Debbie Hayton is a physics teacher, journalist, and also happens to be a trans woman. She has taken a lot of heat from many trans right activists due to her heterodox views on what it means to be a trans woman, and notably for wearing a shirt parodying the popular progressive slogan “trans women are women, get over it” with her own slogan that read “trans women are men, get over it.”
I’ve always enjoyed reading her work, and have had many pleasant encounters with her on Twitter, so it was nice to finally see her interviewed on Triggernometry—one of my favorite YouTube shows. Check it out below!
Abigail Shrier, author of the bestselling book Irreversible Damage, has been an absolute force advocating for the rights of girls and highlighting the many worrying issues with fast-tracking them through transition.

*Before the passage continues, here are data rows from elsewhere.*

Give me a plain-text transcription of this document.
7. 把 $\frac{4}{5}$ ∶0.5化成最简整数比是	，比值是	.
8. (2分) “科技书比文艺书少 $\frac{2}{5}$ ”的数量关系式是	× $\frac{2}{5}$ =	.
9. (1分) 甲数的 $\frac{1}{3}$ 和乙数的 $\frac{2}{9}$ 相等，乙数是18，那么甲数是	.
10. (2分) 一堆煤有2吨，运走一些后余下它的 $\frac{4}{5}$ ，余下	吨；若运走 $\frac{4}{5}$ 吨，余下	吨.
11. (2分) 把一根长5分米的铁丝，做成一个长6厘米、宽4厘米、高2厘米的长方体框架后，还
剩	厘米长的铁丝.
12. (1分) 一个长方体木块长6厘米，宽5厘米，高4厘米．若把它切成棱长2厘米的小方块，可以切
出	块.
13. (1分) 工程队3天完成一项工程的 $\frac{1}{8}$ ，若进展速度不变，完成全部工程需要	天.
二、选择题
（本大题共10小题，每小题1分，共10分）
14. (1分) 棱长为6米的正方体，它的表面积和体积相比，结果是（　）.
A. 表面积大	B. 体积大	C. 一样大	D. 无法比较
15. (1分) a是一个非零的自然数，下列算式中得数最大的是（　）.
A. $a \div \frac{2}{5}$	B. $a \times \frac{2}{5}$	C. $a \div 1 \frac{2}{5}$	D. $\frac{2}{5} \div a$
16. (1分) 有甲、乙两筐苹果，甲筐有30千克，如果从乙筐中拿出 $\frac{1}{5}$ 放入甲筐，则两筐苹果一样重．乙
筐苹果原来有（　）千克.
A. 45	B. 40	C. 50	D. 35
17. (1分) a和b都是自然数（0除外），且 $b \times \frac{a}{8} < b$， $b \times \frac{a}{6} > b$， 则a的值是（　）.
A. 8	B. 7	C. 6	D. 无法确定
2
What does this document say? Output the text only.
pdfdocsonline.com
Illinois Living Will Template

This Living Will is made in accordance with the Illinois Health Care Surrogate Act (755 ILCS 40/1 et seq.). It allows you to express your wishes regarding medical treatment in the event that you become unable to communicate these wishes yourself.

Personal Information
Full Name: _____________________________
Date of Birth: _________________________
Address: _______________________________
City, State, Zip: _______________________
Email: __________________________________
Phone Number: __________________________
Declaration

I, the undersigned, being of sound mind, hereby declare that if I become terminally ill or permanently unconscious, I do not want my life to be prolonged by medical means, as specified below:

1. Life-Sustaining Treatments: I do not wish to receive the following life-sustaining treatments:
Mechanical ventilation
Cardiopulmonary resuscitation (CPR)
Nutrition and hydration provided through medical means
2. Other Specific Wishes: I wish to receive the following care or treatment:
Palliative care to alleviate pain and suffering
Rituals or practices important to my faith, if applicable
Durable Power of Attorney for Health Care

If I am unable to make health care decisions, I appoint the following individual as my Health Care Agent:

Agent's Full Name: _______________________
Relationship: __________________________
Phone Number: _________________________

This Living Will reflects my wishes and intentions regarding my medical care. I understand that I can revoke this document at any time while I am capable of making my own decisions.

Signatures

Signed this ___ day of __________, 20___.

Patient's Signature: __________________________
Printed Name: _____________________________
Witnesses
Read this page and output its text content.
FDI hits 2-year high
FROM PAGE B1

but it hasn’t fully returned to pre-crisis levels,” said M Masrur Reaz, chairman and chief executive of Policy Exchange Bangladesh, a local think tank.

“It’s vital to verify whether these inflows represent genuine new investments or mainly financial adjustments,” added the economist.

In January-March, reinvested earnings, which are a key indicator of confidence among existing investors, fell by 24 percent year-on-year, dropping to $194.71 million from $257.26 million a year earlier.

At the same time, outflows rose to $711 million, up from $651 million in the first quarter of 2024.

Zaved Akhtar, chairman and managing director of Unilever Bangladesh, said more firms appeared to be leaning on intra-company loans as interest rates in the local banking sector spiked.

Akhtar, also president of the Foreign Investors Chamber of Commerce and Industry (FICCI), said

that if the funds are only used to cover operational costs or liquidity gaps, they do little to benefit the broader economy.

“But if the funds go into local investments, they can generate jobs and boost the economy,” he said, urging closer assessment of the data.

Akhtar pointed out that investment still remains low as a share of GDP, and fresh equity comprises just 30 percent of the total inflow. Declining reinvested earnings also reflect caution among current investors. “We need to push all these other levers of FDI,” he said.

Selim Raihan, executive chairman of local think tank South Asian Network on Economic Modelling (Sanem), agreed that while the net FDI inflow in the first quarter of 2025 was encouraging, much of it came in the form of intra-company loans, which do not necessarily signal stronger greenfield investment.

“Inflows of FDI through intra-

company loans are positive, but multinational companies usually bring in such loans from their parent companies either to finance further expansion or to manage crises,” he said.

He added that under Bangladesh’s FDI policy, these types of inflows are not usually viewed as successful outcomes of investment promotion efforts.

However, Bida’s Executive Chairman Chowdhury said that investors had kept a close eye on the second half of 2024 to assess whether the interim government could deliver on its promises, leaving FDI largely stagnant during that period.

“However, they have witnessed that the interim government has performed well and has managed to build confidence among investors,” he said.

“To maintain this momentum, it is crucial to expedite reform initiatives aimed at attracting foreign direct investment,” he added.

While I don’t generally have a positive view of Dennis Prager and his PragerU, every once in a while he will produce a video with quality content. This video below with Abigail Shrier is a great example.
Clynelish 14-Year Scotch
Nose: Honey, pie crust, flowers, caramel, mango, apricot, pears, and other fresh fruits. Very distant campfire.
Taste: Honey butter, maple syrup, waffles, light smoke, lemon bar, doughnut glaze.
Mouthfeel: Not too oily. Medium viscosity.
Finish: Medium length, light smoke, fruit and honey.
This Scotch has been one of my favorite go-to bottles for a couple of years. It costs around $70 for a bottle, but it’s a great value for what you get. To my taste it outperforms many Scotches that are twice as expensive. From a distance, the first notes you pick up are apricot and citrus. As you approach the glass closer, you get a more well-rounded experience of ripe pears and apple cider, then leather and custard when you’re right on top of the glass.
The most recognizable noted on the first taste are honey butter and fruitcake. As you sit with it, you begin to get a sense of shortbread cookie and lemon. Perhaps a lemon bar is the best description, but more sweet than tart. This whisky is like a decadent dessert. The finish leaves you with wisps of sweet smoke.
This is a wonderful whisky that I’d recommend to anyone and for all occasions. I’ve enjoyed this with a cigar before, and it’s a truly beautiful pairing. Enjoy it slowly.